South Korea Finalizes Framework for AI Basic Act: Legislative Notice for Enforcement Decree Concludes
The public notice period for the Enforcement Decree of the “Framework Act on the Advancement of Artificial Intelligence and Establishment of Trust” (commonly referred to as the 'AI Basic Act'), which establishes the institutional standards for the AI industry, concluded on December 22, 2025. With the Act set to take effect on January 22, 2026, the South Korean government is finalizing detailed regulations, prompting both domestic and international AI service providers to accelerate their compliance efforts.
The Ministry of Science and ICT (MSIT) released the draft Enforcement Decree on November 12. Compared to the initial draft unveiled in September, the final version provides more specific methods for fulfilling obligations and includes adjustments to minimize overlapping regulations with existing laws, such as the Personal Information Protection Act (PIPA). Industry experts evaluate that this decree has evolved beyond mere recommendations to become an essential standard that must be integrated from the initial planning and design stages of AI services.
Mandatory Labeling for Generative AI
A cornerstone of the Enforcement Decree is the mandatory labeling of generative AI outputs. Under Article 31 of the AI Basic Act, AI providers must notify users that content has been generated by artificial intelligence in a manner that is easily recognizable.
The decree categorizes labeling methods into "Human-Perceptible" and "Machine-Readable" formats. Machine-readable formats include technical measures such as C2PA or metadata embedding. Even when opting for machine-readable methods, providers are required to inform users at least once via text or audio prompts that the content is AI-generated.
However, to reduce the administrative burden on businesses, the decree waives redundant labeling if the content (such as deepfakes likely to be confused with reality) has already been labeled or disclosed in accordance with other relevant statutes.
Regulations on "High-Impact AI"
The decree also clarifies the regulation of "High-Impact AI," defined as systems that may significantly affect human life, physical safety, or fundamental rights. It establishes a procedure where providers can apply to the MSIT to confirm whether their service falls under the High-Impact category, with the government required to respond within 60 days.
Industry insiders view this confirmation process as a critical benchmark, as the classification of a service as High-Impact AI significantly increases the required level of risk management and documentation.
Integration with Existing Laws and Operational Accountability
A notable point for businesses is the coordination with other legal frameworks. The decree specifies that if a provider faithfully fulfills its obligations under the Personal Information Protection Act (PIPA), it is deemed to have satisfied the safety and reliability requirements of the AI Basic Act within the scope of personal data processing.
While this is expected to ease the burden of double regulation, it does not exempt providers from duties regarding algorithm risk management or accountability for AI outputs outside the realm of personal data.
Furthermore, the decree governs the overall operational systems of AI providers. Businesses must retain documents regarding risk management, explanation protocols, and user protection measures for five years. For overseas providers, the obligation to appoint a domestic agent to protect Korean users has been formalized.
Safety Requirements for High-Compute AI Models
For large-scale AI models with cumulative training computation exceeding 10²⁶ FLOPs, the establishment of risk identification and management systems is now mandatory.
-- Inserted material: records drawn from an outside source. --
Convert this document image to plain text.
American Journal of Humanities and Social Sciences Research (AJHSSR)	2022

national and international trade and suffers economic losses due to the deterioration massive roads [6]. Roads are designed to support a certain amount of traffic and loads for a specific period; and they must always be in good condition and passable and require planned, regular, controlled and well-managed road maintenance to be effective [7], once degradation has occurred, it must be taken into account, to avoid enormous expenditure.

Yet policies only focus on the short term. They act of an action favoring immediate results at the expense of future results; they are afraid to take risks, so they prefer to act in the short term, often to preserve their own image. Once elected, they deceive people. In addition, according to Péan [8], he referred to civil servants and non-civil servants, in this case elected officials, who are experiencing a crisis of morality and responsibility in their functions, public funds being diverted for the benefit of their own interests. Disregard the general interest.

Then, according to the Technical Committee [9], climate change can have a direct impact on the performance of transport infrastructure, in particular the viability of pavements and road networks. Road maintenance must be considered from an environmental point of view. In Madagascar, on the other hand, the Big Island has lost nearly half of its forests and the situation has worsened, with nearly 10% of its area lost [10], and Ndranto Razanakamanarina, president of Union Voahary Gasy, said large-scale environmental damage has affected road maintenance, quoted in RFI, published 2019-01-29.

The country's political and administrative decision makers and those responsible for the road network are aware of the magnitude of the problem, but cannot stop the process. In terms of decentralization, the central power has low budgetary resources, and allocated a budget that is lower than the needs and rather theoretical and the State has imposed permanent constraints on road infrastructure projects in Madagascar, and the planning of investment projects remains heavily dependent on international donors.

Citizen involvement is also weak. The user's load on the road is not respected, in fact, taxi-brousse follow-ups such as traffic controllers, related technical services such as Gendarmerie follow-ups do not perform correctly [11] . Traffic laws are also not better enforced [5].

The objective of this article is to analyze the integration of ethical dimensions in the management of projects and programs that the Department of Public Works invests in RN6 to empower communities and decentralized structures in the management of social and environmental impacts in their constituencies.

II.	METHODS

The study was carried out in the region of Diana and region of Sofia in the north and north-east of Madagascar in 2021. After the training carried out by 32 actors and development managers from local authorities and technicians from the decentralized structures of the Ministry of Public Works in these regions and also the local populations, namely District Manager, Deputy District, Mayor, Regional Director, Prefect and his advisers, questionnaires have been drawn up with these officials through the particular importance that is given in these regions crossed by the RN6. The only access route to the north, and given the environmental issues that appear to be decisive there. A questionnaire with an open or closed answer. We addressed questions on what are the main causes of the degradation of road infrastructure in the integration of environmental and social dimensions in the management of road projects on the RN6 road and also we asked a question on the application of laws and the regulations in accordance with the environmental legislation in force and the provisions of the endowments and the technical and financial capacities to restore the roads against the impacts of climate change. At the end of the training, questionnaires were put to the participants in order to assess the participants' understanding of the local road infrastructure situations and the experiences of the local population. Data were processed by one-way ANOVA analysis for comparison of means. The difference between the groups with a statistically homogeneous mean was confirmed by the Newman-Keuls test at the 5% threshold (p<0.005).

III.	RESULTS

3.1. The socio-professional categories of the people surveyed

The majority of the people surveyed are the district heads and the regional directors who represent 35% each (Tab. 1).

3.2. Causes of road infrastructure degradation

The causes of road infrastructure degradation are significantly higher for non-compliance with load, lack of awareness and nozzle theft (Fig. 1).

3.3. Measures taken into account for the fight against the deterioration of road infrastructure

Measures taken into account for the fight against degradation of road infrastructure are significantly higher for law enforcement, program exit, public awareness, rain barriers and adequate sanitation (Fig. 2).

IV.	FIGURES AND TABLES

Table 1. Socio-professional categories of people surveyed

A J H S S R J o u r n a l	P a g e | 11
While few commercial models currently meet this threshold, discussions regarding the scope of application are expected to continue as hyper-scale AI development accelerates.
A key remaining issue is the extent of liability for companies that do not develop their own models but provide generative or high-impact services using global models via APIs.
The Path Forward: "Compliance by Design"
Although the government plans to implement a grace period of approximately one year after the law takes effect, industry tension remains high. Modifying the UX or system architecture of an AI service after launch incurs significant time and cost.
Jin Hyeonsu, Managing Partner at DECENT Law Firm, commented, "From the conclusion of this public notice period, it is essential for businesses to diagnose whether their services fall under the High-Impact or Generative AI categories. The core of preparation before the 2026 enforcement will be determining how to reflect labeling obligations on service screens and establishing a systematic framework for document management."
As the 2026 enforcement of the AI Basic Act approaches, the domestic AI industry faces the dual challenge of technological competition and trust management. Whether these institutional standards act as a barrier to innovation or a foundation for market stability will depend on how effectively enterprises respond.